Is the output of a line integral over a scalar field a vector?

Question

In my physics book of "mathematical methods for physics", the author writes that line integral of a scalar function $\phi$ over a curve $C$ can be written as the following: $$\int_C\phi\,\text d{\textbf r}=\textbf{i}\int_C\phi(x,y,z)\,\text dx\,+\textbf{j}\int_C\phi(x,y,z)\,\text dy\,+\textbf{k}\int_C\phi(x,y,z)\,\text dz\,$$

Is it not supposed to be a numerical value? If we parametrize the curve $𝐶=𝑟(𝑡)$ with $𝑎≤𝑡≤𝑏$ then evaluate $\int_a^𝑏𝜙(𝑟(𝑡))|𝑣(𝑡)|𝑑𝑡$ we get such a number, not a vector. $𝑣(𝑡)$ is the derivative of $𝑟(𝑡)$ wrt $𝑡$

I posted this on MSE too: https://math.stackexchange.com/q/3479481/328520 but it was unhelpful.

It might come down to understanding the difference between $\int_C\phi\,\text d{\textbf r}$ and $\int_C\phi\,\text ds$. I have never seen a differential in the form of a vector in any of my calculus books.

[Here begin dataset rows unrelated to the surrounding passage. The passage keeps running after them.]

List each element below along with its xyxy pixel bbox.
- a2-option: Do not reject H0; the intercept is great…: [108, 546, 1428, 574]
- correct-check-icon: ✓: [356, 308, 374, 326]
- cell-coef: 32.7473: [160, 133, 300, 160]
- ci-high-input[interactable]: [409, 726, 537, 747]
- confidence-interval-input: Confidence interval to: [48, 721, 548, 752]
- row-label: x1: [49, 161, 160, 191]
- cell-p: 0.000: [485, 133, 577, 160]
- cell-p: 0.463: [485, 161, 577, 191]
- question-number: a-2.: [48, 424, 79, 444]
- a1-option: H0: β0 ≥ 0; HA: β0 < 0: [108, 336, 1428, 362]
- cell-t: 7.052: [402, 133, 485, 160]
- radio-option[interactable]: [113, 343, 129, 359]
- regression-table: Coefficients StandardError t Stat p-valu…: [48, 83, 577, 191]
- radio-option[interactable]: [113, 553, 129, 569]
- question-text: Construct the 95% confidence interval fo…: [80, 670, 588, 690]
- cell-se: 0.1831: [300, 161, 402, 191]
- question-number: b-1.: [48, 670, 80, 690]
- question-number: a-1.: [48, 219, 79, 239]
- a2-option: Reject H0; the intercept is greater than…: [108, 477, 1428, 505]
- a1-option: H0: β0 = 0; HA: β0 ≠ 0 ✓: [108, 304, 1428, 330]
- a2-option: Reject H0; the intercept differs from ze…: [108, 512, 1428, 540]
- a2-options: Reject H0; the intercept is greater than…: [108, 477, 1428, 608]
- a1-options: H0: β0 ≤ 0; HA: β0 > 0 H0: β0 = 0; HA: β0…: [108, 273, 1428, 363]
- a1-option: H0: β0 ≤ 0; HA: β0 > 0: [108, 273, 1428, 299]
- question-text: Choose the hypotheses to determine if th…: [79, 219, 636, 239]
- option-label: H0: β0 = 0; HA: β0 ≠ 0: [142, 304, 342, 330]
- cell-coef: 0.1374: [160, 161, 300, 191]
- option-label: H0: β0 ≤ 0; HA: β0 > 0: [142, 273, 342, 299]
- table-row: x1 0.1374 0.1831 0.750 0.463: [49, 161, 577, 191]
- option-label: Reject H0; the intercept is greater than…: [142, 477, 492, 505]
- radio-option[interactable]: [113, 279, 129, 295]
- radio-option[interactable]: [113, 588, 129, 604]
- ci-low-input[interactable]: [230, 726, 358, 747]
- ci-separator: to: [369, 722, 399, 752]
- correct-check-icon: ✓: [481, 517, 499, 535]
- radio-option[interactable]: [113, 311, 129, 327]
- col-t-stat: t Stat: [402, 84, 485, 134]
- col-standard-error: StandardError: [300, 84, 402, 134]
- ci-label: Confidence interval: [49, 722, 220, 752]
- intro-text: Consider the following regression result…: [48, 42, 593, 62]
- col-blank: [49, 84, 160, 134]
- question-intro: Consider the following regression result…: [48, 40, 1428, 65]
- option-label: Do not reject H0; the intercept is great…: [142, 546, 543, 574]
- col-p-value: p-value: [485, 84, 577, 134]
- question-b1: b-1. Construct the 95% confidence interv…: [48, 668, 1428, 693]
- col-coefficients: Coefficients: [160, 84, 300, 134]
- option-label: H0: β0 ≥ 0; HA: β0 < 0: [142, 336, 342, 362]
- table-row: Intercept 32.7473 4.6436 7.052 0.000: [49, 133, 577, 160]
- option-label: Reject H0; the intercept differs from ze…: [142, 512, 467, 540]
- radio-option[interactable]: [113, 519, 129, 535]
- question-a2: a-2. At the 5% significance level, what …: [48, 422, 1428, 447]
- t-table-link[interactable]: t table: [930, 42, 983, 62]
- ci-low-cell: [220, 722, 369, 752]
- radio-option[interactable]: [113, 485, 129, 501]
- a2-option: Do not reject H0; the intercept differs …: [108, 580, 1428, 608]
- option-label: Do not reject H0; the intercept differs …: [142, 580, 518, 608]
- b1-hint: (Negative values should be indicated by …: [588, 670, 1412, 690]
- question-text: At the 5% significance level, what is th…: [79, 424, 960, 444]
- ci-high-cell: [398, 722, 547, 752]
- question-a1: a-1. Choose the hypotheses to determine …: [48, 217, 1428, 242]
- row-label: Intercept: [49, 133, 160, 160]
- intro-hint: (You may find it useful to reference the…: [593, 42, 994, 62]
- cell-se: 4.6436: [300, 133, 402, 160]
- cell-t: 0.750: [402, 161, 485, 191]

Any help is greatly appreciated :)

Answer 1

Remember, you can think of integrals as just a continuous, infinite sum. You are adding up elements of $\phi\,\text d\mathbf r$ along the specified path. $\phi$ is a scalar multiplying a vector quantity $\text d\mathbf r$. So you are essentially just adding up a bunch of vectors. Thus, your integral gives you a vector quantity.